Dialog Seri 20: 22
Tilmidzi: “Apakah Nabi Syu’aib merupakan Rasul Allah?”
Mudariszi: “Allah SWT menjelaskan dalam firman-Nya ini:
Belumkah datang kepada mereka berita penting tentang orang-orang yang sebelum mereka, (yaitu) kaum Nuh, ‘Aad, Tsamud, kaum Ibrahim, penduduk Mad–yan, dan (penduduk) negeri-negeri yang telah musnah? Telah datang kepada mereka Rasul-Rasul dengan membawa keterangan yang nyata; maka Allah tidaklah sekali-kali menganiaya mereka, akan tetapi merekalah yang menganiaya diri mereka sendiri. (At Taubah 70)

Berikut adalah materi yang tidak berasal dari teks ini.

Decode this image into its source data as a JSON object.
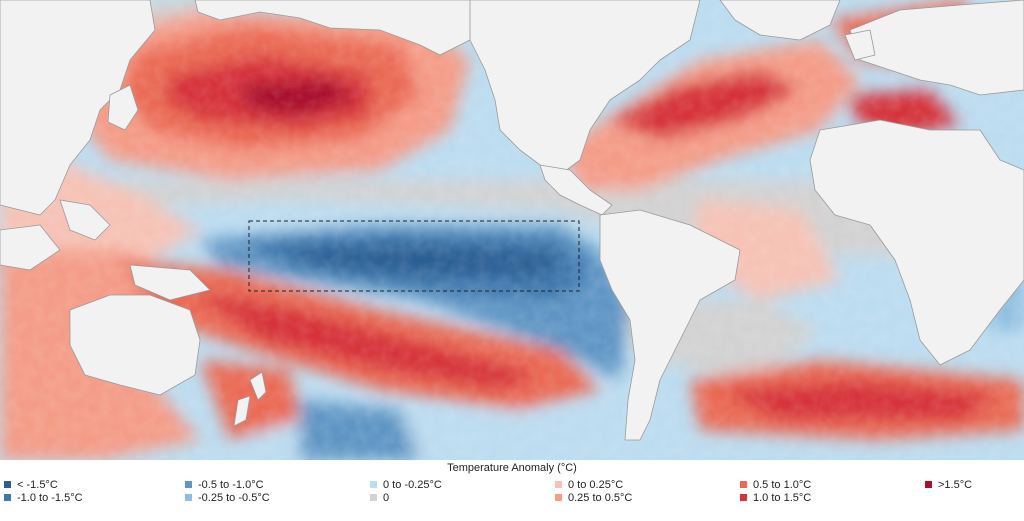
{
  "legend": {
    "title": "Temperature Anomaly (°C)",
    "items": [
      {
        "label": "< -1.5°C",
        "color": "#2a5d93"
      },
      {
        "label": "-1.0 to -1.5°C",
        "color": "#3f78ad"
      },
      {
        "label": "-0.5 to -1.0°C",
        "color": "#5f95c4"
      },
      {
        "label": "-0.25 to -0.5°C",
        "color": "#8fbfe0"
      },
      {
        "label": "0 to -0.25°C",
        "color": "#bcdcf0"
      },
      {
        "label": "0",
        "color": "#d2d2d2"
      },
      {
        "label": "0 to 0.25°C",
        "color": "#f6c2b5"
      },
      {
        "label": "0.25 to 0.5°C",
        "color": "#f49c88"
      },
      {
        "label": "0.5 to 1.0°C",
        "color": "#ea6a55"
      },
      {
        "label": "1.0 to 1.5°C",
        "color": "#d6333a"
      },
      {
        "label": ">1.5°C",
        "color": "#a8102d"
      }
    ]
  },
  "map": {
    "land_color": "#f2f2f2",
    "border_color": "#9a9a9a",
    "highlight_box": "dashed outline",
    "ocean_base_color": "#bcdcf0"
  }
}
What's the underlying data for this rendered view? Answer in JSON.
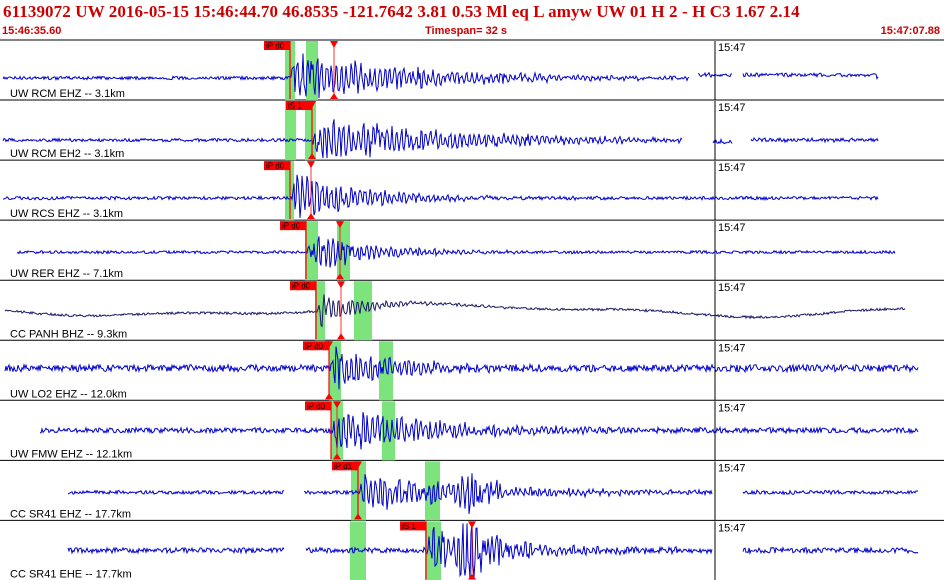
{
  "header": {
    "title": "61139072 UW 2016-05-15 15:46:44.70   46.8535 -121.7642   3.81  0.53 Ml  eq  L amyw     UW 01  H   2  -  H C3    1.67  2.14",
    "start_time": "15:46:35.60",
    "timespan": "Timespan=  32 s",
    "end_time": "15:47:07.88"
  },
  "colors": {
    "header_text": "#cc0000",
    "trace_blue": "#0000cc",
    "trace_dark": "#1a1a66",
    "pick_red": "#ff0000",
    "window_green": "#7de37d",
    "separator": "#000000"
  },
  "minute_label": "15:47",
  "channels": [
    {
      "label": "UW RCM EHZ -- 3.1km",
      "pick": "iP d0",
      "color": "blue"
    },
    {
      "label": "UW RCM EH2 -- 3.1km",
      "pick": "iS 1",
      "color": "blue"
    },
    {
      "label": "UW RCS EHZ -- 3.1km",
      "pick": "iP d0",
      "color": "blue"
    },
    {
      "label": "UW RER EHZ -- 7.1km",
      "pick": "iP d0",
      "color": "blue"
    },
    {
      "label": "CC PANH BHZ -- 9.3km",
      "pick": "iP d0",
      "color": "dark"
    },
    {
      "label": "UW LO2 EHZ -- 12.0km",
      "pick": "iP d0",
      "color": "blue"
    },
    {
      "label": "UW FMW EHZ -- 12.1km",
      "pick": "iP d0",
      "color": "blue"
    },
    {
      "label": "CC SR41 EHZ -- 17.7km",
      "pick": "iP d1",
      "color": "blue"
    },
    {
      "label": "CC SR41 EHE -- 17.7km",
      "pick": "iS 1",
      "color": "blue"
    }
  ]
}
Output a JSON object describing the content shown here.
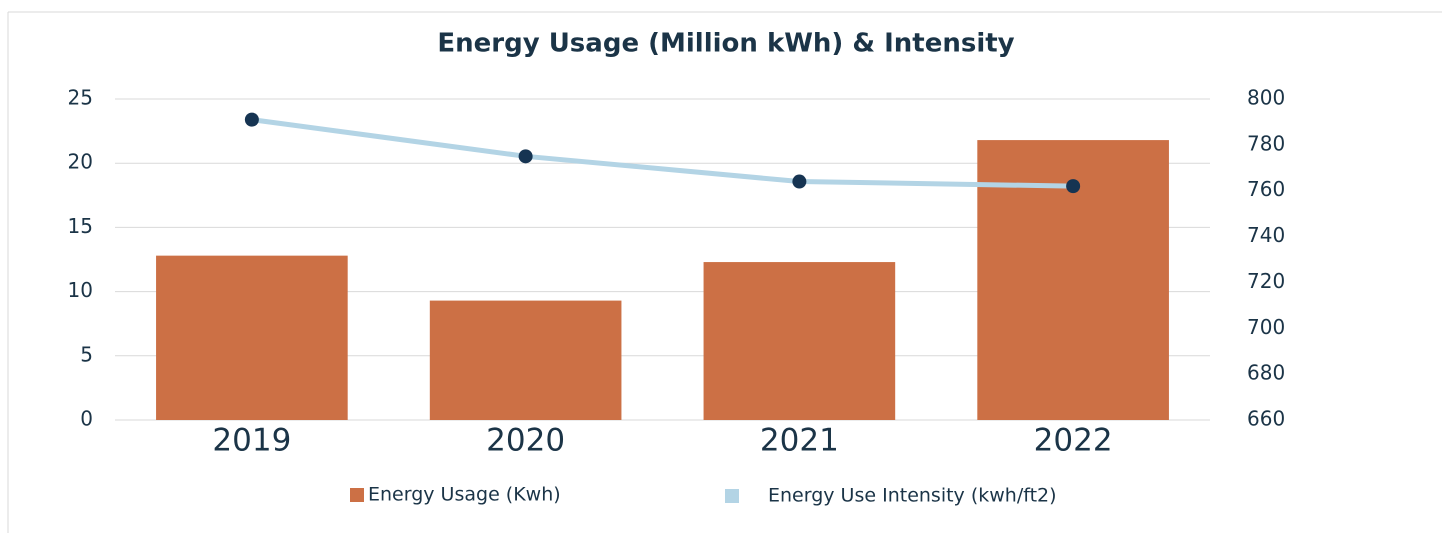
{
  "chart_data": {
    "type": "bar-line",
    "title": "Energy Usage (Million kWh) & Intensity",
    "categories": [
      "2019",
      "2020",
      "2021",
      "2022"
    ],
    "series": [
      {
        "name": "Energy Usage (Kwh)",
        "type": "bar",
        "color": "#cc7045",
        "values": [
          12.8,
          9.3,
          12.3,
          21.8
        ]
      },
      {
        "name": "Energy Use Intensity (kwh/ft2)",
        "type": "line",
        "axis": "y2",
        "color": "#b3d4e5",
        "marker_color": "#163452",
        "values": [
          791,
          775,
          764,
          762
        ]
      }
    ],
    "ylim": [
      0,
      25
    ],
    "yticks": [
      0,
      5,
      10,
      15,
      20,
      25
    ],
    "y2lim": [
      660,
      800
    ],
    "y2ticks": [
      660,
      680,
      700,
      720,
      740,
      760,
      780,
      800
    ],
    "grid": true,
    "legend": "bottom"
  }
}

Rasul (Nabi) yang diutus oleh Allah SWT kepada penduduk Mad-yan dalam firman-Nya di atas, yaitu Nabi Syu’aib. Dan hal itu dijelaskan firman-Nya ini:
Dan kepada (penduduk) Mad-yan (Kami utus) saudara mereka, Syu’aib. Ia berkata: “Hai kaumku, sembahlah Allah, sekali-kali tiada Tuhan bagimu selain Dia.” (Huud 84)
Tilmidzi: “Mengapa Nabi Syu’aib diutus oleh Allah SWT kepada kaumnya (Mad-yan)?”
Mudariszi: “Kaum (penduduk) Mad-yan ketika itu menyembah tuhan (patung) berhala; mereka menyekutukan Allah SWT dengan tuhan berhala. Allah SWT berfirman:
Dan mereka menyembah selain Allah, apa yang Allah tidak menurunkan keterangan tentang itu, dan apa yang mereka sendiri tiada mempunyai pengetahuan terhadapnya. (Al Hajj 71)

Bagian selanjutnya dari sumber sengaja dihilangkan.